Jean Markale gives more details on this fabulous instrument: «Lug is the possessor of a magic spear that reminds us of the arrows both murderous and healers of Apollo. Her name is Gae Bolga. It’s the emblem of lightning. It comes from Assal, one of the northern islands of the world (allusion to Hyperborea) from where the Tuatha Dé Danann were born. This spear had a poisonous and destructive power, and to attenuate this power, the tip had to be plunged into a cauldron filled with poison and ‘black fluid’, that is, with blood. After being launched, using a particular cry, ibar means if. Once hit her goal that she never missed — “its value is such that it does not strike by mistake” — she found herself the hand of the god thanks to another cry, athibar. “She goes back to the hand that threw her” concludes the Cath Maighe Tuireadh”. (source)Jean Markale, in Les Celtes et la civilisation celtique

What was this object? What amazing technology was used by Balor and Lug to wage war against each other? These arrows, both deadly and healing, and the emblem of lightning evoke the ray throwers of Greek and Egyptian antiquity. Rays came out of the ankh, a handgun, or the crown of Osiris, or the lyre of Orpheus, or the tyrse of Dionysus, or the caduceus of Hermes — these “weapons” threw rays that could kill or heal, transform or awaken: the shooter’s choice.
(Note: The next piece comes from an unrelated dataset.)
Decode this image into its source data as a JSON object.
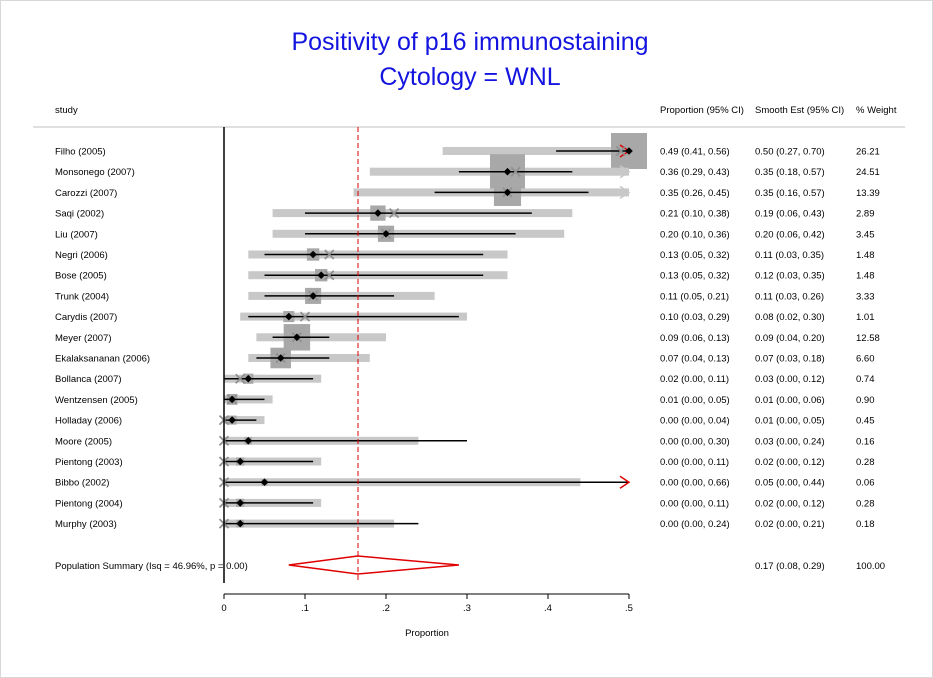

However, vitrification does not necessarily come from a weapon or a bomb. The period of the vitrified walls is too short and too localized to be assimilated to the arsenal of the gods before. The monstrous king of the Fomoires, Balor or Baal of Our, seems a safer track. Is it not strange that the Tower of Toriniz, at the head of the article, the exact place where the giant Balor lived, was vitrified? By some supernatural means used by Balor or Lugh, his attacker?

 

Jealous gods

No, it’s nothing strange or supernatural. Yet we must understand the myths, not as stories of symbolic value, but as the description of very real monsters that populated our distant past, a past of horrors that really occurred. Balor is a reptilian, like all the gods before him. It was these Reptilians who created us, they too exploited us, tortured us, burned us alive, exterminated and devoured, if necessary.

Dragons spitting fire to roast their human victims. Monstrous flying snakes capable of vitrifying granite with their blazing breath. Does not the Bible say that Yaweh Sabaoth, god of armies, had placed two cherubim to keep access to the earthly paradise? Thus the Eden risked no intrusion, for their flaming swords could melt the hard stone and vitrify its surface as easily as volcanic lava would.

The flaming swords are a metaphor for the fire they were spitting, flames with temperatures as high as 1500°C. In the Torah, Hashem, the god of Moses, is described as Balor. A vindictive, angry reptilian monster. I am a jealous god, he exclaims before roasting some of his human servants that he will then devour by hiding in the Tent of Rendezvous, to be out of sight.

You can imagine that a dragon’s meal was frankly disgusting. If you have ever seen a snake drool on its prey until it turns into a kind of sticky ball before swallowing it round, you will understand what I am talking about. Their saliva contains traces of the venom they produce. This venom facilitates the digestion of reptiles, exactly as do the acids that our stomach secretes.

 

Sorry to leave you on these sad words, I must put an end to the longest article of your Saga with more than 3000 words!

 

 

Life is random opposed to destinies.